Property tax to go up 3.75%
Toronto city councillors have been presented with a proposed operating budget this year of $8.2 billion — to be precise, $8,186,920,000 — a figure that will require homeowners to fork over an extra 3.75 per cent on their property tax bill.
The trade-off is a modest package of new services, led by improvements to public transit.
On the average home assessed at $365,468, the hike will add about $81 to the tax bill. Most of that will cover inflation in the cost of wages and supplies, but about 1 percentage point of the increase will fund $12 million in new "strategic investments," chief financial officer Joe Pennachetti said yesterday.
That includes expanding the hours of city bus routes; upgrading, cleaning and painting subway stations; and measures to reduce TTC job injuries and absenteeism.

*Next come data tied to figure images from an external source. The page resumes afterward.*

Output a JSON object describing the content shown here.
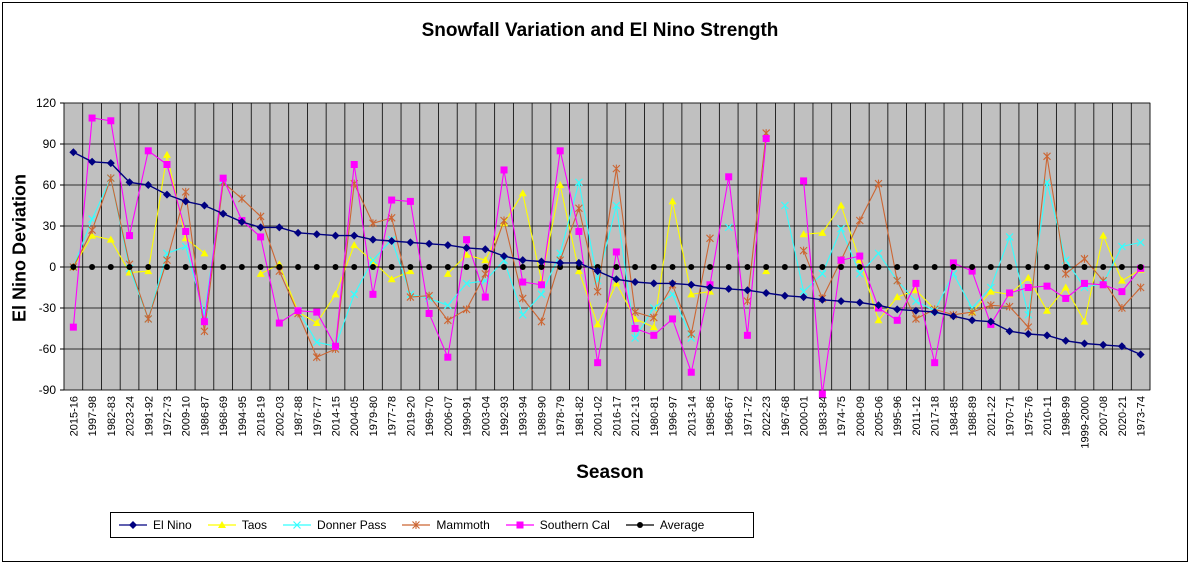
{
  "chart_data": {
    "type": "line",
    "title": "Snowfall Variation  and El Nino Strength",
    "xlabel": "Season",
    "ylabel": "El Nino Deviation",
    "ylim": [
      -90,
      120
    ],
    "yticks": [
      -90,
      -60,
      -30,
      0,
      30,
      60,
      90,
      120
    ],
    "grid": true,
    "legend_position": "bottom",
    "categories": [
      "2015-16",
      "1997-98",
      "1982-83",
      "2023-24",
      "1991-92",
      "1972-73",
      "2009-10",
      "1986-87",
      "1968-69",
      "1994-95",
      "2018-19",
      "2002-03",
      "1987-88",
      "1976-77",
      "2014-15",
      "2004-05",
      "1979-80",
      "1977-78",
      "2019-20",
      "1969-70",
      "2006-07",
      "1990-91",
      "2003-04",
      "1992-93",
      "1993-94",
      "1989-90",
      "1978-79",
      "1981-82",
      "2001-02",
      "2016-17",
      "2012-13",
      "1980-81",
      "1996-97",
      "2013-14",
      "1985-86",
      "1966-67",
      "1971-72",
      "2022-23",
      "1967-68",
      "2000-01",
      "1983-84",
      "1974-75",
      "2008-09",
      "2005-06",
      "1995-96",
      "2011-12",
      "2017-18",
      "1984-85",
      "1988-89",
      "2021-22",
      "1970-71",
      "1975-76",
      "2010-11",
      "1998-99",
      "1999-2000",
      "2007-08",
      "2020-21",
      "1973-74"
    ],
    "series": [
      {
        "name": "El Nino",
        "color": "#000080",
        "marker": "diamond",
        "values": [
          84,
          77,
          76,
          62,
          60,
          53,
          48,
          45,
          39,
          33,
          29,
          29,
          25,
          24,
          23,
          23,
          20,
          19,
          18,
          17,
          16,
          14,
          13,
          8,
          5,
          4,
          3,
          3,
          -3,
          -9,
          -11,
          -12,
          -12,
          -13,
          -15,
          -16,
          -17,
          -19,
          -21,
          -22,
          -24,
          -25,
          -26,
          -28,
          -31,
          -32,
          -33,
          -36,
          -39,
          -40,
          -47,
          -49,
          -50,
          -54,
          -56,
          -57,
          -58,
          -64
        ]
      },
      {
        "name": "Taos",
        "color": "#ffff00",
        "marker": "triangle",
        "values": [
          0,
          23,
          20,
          -4,
          -3,
          82,
          21,
          10,
          null,
          null,
          -5,
          2,
          -33,
          -41,
          -20,
          16,
          4,
          -9,
          -3,
          null,
          -5,
          9,
          5,
          32,
          54,
          -10,
          60,
          -3,
          -42,
          -12,
          -38,
          -44,
          48,
          -20,
          -18,
          null,
          null,
          -3,
          null,
          24,
          25,
          45,
          5,
          -39,
          -22,
          -17,
          -31,
          null,
          -33,
          -18,
          -20,
          -8,
          -32,
          -15,
          -40,
          23,
          -10,
          -2
        ]
      },
      {
        "name": "Donner Pass",
        "color": "#33ffff",
        "marker": "x",
        "values": [
          0,
          35,
          65,
          -1,
          -38,
          10,
          15,
          -35,
          63,
          null,
          null,
          null,
          -32,
          -55,
          -58,
          -20,
          5,
          20,
          -20,
          -23,
          -28,
          -12,
          -10,
          5,
          -35,
          -20,
          10,
          62,
          -10,
          45,
          -52,
          -30,
          -20,
          -52,
          null,
          29,
          null,
          null,
          45,
          -18,
          -5,
          28,
          -5,
          10,
          -10,
          -25,
          -32,
          -5,
          -30,
          -15,
          22,
          -35,
          62,
          5,
          -15,
          -12,
          15,
          18
        ]
      },
      {
        "name": "Mammoth",
        "color": "#cc6633",
        "marker": "asterisk",
        "values": [
          0,
          27,
          65,
          2,
          -38,
          5,
          55,
          -47,
          62,
          50,
          37,
          -3,
          -34,
          -66,
          -60,
          61,
          32,
          36,
          -22,
          -21,
          -39,
          -31,
          -5,
          34,
          -23,
          -40,
          5,
          43,
          -18,
          72,
          -33,
          -37,
          -13,
          -49,
          21,
          null,
          -25,
          98,
          null,
          12,
          -23,
          5,
          34,
          61,
          -10,
          -38,
          -31,
          -35,
          -33,
          -28,
          -29,
          -44,
          81,
          -5,
          6,
          -10,
          -30,
          -15
        ]
      },
      {
        "name": "Southern Cal",
        "color": "#ff00ff",
        "marker": "square",
        "values": [
          -44,
          109,
          107,
          23,
          85,
          75,
          26,
          -40,
          65,
          34,
          22,
          -41,
          -32,
          -33,
          -58,
          75,
          -20,
          49,
          48,
          -34,
          -66,
          20,
          -22,
          71,
          -11,
          -13,
          85,
          26,
          -70,
          11,
          -45,
          -50,
          -38,
          -77,
          -13,
          66,
          -50,
          94,
          null,
          63,
          -93,
          5,
          8,
          -30,
          -39,
          -12,
          -70,
          3,
          -3,
          -42,
          -19,
          -15,
          -14,
          -23,
          -12,
          -13,
          -18,
          -1
        ]
      },
      {
        "name": "Average",
        "color": "#000000",
        "marker": "circle",
        "values": [
          0,
          0,
          0,
          0,
          0,
          0,
          0,
          0,
          0,
          0,
          0,
          0,
          0,
          0,
          0,
          0,
          0,
          0,
          0,
          0,
          0,
          0,
          0,
          0,
          0,
          0,
          0,
          0,
          0,
          0,
          0,
          0,
          0,
          0,
          0,
          0,
          0,
          0,
          0,
          0,
          0,
          0,
          0,
          0,
          0,
          0,
          0,
          0,
          0,
          0,
          0,
          0,
          0,
          0,
          0,
          0,
          0,
          0
        ]
      }
    ]
  }
}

The package, described by budget chair Shelley Carroll as "ridiculously modest," also includes $1.3 million for grants to community organizations in low-income neighbourhoods, $800,000 to open new waterfront parks and $705,000 to remove tree hazards in the parks.
But the bulk of the property tax will help pay the rising costs of existing services in the budget, which is up from $7.8 billion last year.
Commercial property owners can expect a 1.25 per cent property tax hike. When combined, the increases will generate $75 million.
The city has earmarked $120 million to cover known wage hikes in 2008, but it doesn’t include the cost of new contracts being negotiated this year by police and transit workers. Contracts covering other city workers don’t expire until Dec. 31.
Pennachetti said, without revealing the amounts, the city has pencilled in money to cover police and transit settlements.
Mayor David Miller insisted the proposed budget meets his campaign commitment that taxes would increase only in line with the rate of inflation.
- The Canadian Taxpayers Federation said the tax hike is much higher than inflation, which Statistics Canada says is running at 2.4 per cent.